Je ne suis point, ma guerrière Cassandre,
Ni Myrmidon ni Dolope soudard
Ni cet Archer, dont l'homicide dard
Tua ton frère et mit ta ville en cendre.
Un camp armé pour esclave te rendre
Du port d'Aulide en ma faveur ne part,
Et tu ne vois au pied de ton rempart
Pour t'enlever mille barques descendre.
Hélas ! je suis ce Corèbe insensé,
Dont le cœur vit mortellement blessé,
Non de la main du grégeois Pénelée,
Mais de cent traits qu'un Archerot vainqueur
Par une voie en mes yeux recélée,
Sans y penser me tira dans le cœur.
Pierre de Ronsard - Les amours
Introduction
Dans ce sonnet extrait de Les Amours, Pierre de Ronsard célèbre Cassandre Salviati en l’inscrivant dans une double tradition : celle de la poésie pétrarquiste et celle des références mythologiques. En convoquant le mythe de la guerre de Troie et les figures héroïques, Ronsard mêle lyrisme amoureux et épopée pour sublimer son attachement à Cassandre. Ce poème, tout en évoquant l’innamoramento, explore la douleur et la fascination amoureuse dans un jeu de contraste entre le registre épique et le registre personnel. Nous analyserons ce texte en deux axes : la mythologisation de l’amour et l’expression d’une passion tragique et vulnérable.

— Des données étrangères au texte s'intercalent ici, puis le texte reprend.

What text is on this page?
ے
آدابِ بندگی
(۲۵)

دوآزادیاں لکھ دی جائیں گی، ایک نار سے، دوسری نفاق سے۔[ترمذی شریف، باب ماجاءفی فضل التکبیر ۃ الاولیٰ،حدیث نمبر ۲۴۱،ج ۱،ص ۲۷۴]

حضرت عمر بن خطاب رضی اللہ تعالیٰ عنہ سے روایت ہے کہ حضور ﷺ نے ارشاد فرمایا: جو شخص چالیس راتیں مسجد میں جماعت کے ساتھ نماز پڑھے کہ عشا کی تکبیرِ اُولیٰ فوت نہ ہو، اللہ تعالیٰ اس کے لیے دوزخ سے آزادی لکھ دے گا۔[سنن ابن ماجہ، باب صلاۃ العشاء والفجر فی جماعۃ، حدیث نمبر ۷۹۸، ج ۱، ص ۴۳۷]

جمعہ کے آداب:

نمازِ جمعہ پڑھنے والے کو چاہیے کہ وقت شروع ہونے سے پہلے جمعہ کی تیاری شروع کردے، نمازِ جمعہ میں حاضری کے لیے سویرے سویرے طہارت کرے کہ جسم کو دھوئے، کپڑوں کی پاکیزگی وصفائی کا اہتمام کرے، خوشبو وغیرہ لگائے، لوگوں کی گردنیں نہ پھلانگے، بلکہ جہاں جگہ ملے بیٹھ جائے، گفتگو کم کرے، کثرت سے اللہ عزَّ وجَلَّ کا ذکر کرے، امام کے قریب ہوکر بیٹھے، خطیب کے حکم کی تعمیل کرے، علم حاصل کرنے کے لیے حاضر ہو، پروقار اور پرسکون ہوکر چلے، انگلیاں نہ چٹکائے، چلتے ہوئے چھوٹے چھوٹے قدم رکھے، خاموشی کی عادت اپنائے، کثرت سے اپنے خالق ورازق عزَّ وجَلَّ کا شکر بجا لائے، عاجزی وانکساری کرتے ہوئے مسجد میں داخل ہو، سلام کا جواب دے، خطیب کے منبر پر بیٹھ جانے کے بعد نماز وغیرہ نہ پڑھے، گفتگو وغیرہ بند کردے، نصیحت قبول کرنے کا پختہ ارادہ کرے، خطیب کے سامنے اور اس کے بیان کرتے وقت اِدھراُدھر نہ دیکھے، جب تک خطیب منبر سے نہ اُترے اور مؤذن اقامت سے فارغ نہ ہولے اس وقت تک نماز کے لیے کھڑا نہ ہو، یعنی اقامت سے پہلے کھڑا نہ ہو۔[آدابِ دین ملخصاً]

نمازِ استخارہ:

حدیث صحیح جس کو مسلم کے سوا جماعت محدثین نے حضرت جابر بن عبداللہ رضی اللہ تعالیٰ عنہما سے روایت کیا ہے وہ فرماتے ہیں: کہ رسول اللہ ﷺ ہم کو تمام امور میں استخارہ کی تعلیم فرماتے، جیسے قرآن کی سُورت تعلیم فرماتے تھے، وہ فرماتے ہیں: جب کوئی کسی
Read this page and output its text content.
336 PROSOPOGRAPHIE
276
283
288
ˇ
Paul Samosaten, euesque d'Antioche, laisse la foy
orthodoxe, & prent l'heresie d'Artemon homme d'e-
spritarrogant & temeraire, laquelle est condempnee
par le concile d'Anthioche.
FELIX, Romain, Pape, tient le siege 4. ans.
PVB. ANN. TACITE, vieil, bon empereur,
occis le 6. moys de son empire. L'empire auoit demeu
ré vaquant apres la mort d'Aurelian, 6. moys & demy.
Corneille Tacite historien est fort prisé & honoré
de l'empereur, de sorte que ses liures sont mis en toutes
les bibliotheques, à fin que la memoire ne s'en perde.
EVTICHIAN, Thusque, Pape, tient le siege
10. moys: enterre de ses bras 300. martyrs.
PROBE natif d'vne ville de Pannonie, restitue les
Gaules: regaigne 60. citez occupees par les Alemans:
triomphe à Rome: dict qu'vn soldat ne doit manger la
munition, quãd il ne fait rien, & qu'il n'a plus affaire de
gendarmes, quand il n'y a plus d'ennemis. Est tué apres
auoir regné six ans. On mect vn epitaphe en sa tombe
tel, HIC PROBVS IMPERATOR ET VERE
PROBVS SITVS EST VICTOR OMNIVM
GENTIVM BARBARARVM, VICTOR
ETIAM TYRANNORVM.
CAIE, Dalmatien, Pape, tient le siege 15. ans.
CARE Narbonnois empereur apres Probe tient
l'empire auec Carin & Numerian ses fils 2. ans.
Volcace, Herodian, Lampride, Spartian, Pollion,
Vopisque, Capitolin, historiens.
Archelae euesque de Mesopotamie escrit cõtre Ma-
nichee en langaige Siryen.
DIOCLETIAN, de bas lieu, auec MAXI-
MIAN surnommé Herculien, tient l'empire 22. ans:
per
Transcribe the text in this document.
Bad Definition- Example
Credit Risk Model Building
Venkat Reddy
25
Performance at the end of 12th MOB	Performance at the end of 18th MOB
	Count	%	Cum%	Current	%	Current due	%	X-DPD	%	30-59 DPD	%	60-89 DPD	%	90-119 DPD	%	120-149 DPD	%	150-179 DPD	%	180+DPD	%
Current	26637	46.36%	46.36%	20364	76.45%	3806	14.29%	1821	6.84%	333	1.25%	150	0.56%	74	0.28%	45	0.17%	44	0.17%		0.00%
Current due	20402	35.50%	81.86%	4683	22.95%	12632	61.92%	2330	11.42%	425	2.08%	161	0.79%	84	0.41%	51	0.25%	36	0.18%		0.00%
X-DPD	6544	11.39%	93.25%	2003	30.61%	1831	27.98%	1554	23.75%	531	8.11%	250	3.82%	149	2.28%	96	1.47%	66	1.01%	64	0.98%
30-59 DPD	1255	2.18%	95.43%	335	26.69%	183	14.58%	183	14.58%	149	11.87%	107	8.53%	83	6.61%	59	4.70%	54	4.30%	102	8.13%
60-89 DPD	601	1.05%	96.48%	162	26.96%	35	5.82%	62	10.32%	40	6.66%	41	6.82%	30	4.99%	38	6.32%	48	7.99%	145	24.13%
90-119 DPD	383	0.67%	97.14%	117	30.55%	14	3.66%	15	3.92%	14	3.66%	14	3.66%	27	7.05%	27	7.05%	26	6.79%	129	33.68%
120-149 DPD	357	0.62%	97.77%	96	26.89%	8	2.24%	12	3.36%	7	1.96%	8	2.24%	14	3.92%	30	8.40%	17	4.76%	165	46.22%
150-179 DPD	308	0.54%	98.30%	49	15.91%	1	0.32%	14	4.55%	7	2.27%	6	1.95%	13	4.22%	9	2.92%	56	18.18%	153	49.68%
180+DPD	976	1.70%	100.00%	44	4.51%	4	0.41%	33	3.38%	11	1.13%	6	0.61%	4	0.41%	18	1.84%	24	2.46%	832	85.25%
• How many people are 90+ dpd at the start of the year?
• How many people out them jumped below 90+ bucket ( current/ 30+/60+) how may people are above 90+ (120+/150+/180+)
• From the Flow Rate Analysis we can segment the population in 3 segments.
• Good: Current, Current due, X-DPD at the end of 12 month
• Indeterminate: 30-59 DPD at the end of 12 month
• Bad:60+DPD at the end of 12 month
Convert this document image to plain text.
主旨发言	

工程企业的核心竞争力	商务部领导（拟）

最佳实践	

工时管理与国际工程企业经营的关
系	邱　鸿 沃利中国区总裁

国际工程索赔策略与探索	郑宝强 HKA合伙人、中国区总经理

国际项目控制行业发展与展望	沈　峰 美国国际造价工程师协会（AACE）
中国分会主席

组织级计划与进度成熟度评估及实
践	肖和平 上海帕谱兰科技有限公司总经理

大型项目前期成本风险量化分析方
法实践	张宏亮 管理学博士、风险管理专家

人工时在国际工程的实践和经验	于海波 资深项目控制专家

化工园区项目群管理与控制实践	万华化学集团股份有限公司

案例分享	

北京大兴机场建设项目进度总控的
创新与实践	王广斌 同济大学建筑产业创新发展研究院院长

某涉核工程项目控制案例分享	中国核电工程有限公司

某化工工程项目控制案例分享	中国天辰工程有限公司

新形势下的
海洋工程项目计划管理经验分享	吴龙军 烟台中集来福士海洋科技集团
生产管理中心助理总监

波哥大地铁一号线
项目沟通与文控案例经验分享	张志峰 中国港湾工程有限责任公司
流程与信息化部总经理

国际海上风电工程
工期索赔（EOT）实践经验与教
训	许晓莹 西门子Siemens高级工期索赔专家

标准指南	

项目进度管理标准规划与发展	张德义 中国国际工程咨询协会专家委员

I. La mythologisation de l’amour : Cassandre entre épopée et lyrisme
Le poème s’ouvre sur une série de références explicites à la mythologie grecque, plaçant Cassandre dans un univers héroïque. Dès le premier quatrain, Ronsard fait référence aux Myrmidons, aux Dolopes et à l’archer qui tua Hector, son frère, et mit Troie en cendres. Ces allusions insèrent Cassandre dans un cadre épique, la comparant à la célèbre Cassandre, fille de Priam, dont le destin tragique est marqué par la guerre.
Cependant, Ronsard rejette cette dimension guerrière : « Je ne suis point, ma guerrière Cassandre, […] Ni cet Archer […] Tua ton frère ». Par ces négations, il se distancie des héros destructeurs de l’épopée pour mieux se positionner comme un amoureux pacifique et sincère. Ce refus de la violence sert à valoriser l’amour comme force créatrice, en opposition à la guerre.
L’image de « mille barques » descendant au pied des remparts pour enlever Cassandre évoque aussi une dimension galante, où la conquête n’est pas armée mais poétique. Ronsard, en invoquant la mythologie, confère à son amour une portée universelle, où Cassandre devient une figure intemporelle, tout autant qu’un miroir de la femme réelle.
II. Une passion tragique et vulnérable : le poète comme victime de l’amour
Si Ronsard se détourne des héros conquérants, il s’identifie à un personnage secondaire et tragique : Corèbe. Ce héros insensé, épris de Cassandre, incarne la défaite amoureuse et la souffrance passionnelle. L’utilisation de cette figure méconnue accentue l’humilité du poète, qui se présente non comme un conquérant mais comme une victime d’un amour impossible.
Le deuxième quatrain et le premier tercet marquent cette transition vers l’intime : « Dont le cœur vit mortellement blessé ». Ici, Ronsard évoque la douleur amoureuse comme une blessure infligée non par un héros mythique, mais par « cent traits » tirés par un « Archerot vainqueur ». Cette métaphore renvoie à Cupidon, dieu de l’amour, dont les flèches atteignent le cœur du poète à travers ses yeux. Cette image lie le sentiment amoureux à une fatalité divine, renforçant l’idée d’un amour douloureusement inévitable.
Enfin, le dernier vers, « Sans y penser me tira dans le cœur », exprime la surprise et la passivité du poète face à l’amour. Ronsard se place dans une position de vulnérabilité totale, en proie à une force qu’il ne contrôle pas. Cette tension entre l’héroïsme mythique et l’aveu de faiblesse personnelle confère au sonnet une dimension profondément humaine et mélancolique.
Conclusion
Par ce sonnet, Ronsard transcende l’éloge amoureux pour mêler l’intime et l’épique dans une célébration de Cassandre. En convoquant la mythologie et en se démarquant des héros conquérants, il sublime la femme aimée tout en explorant la vulnérabilité de l’amoureux. Ce texte incarne l’idéal de la Renaissance : l’union entre l’amour, l’art poétique et les références classiques, permettant à Ronsard d’inscrire son œuvre dans une quête d’immortalité par la poésie. Ce sonnet illustre ainsi la tension entre la grandeur des mythes et la fragilité des sentiments humains, faisant de l’amour une source de création et de souffrance inépuisable.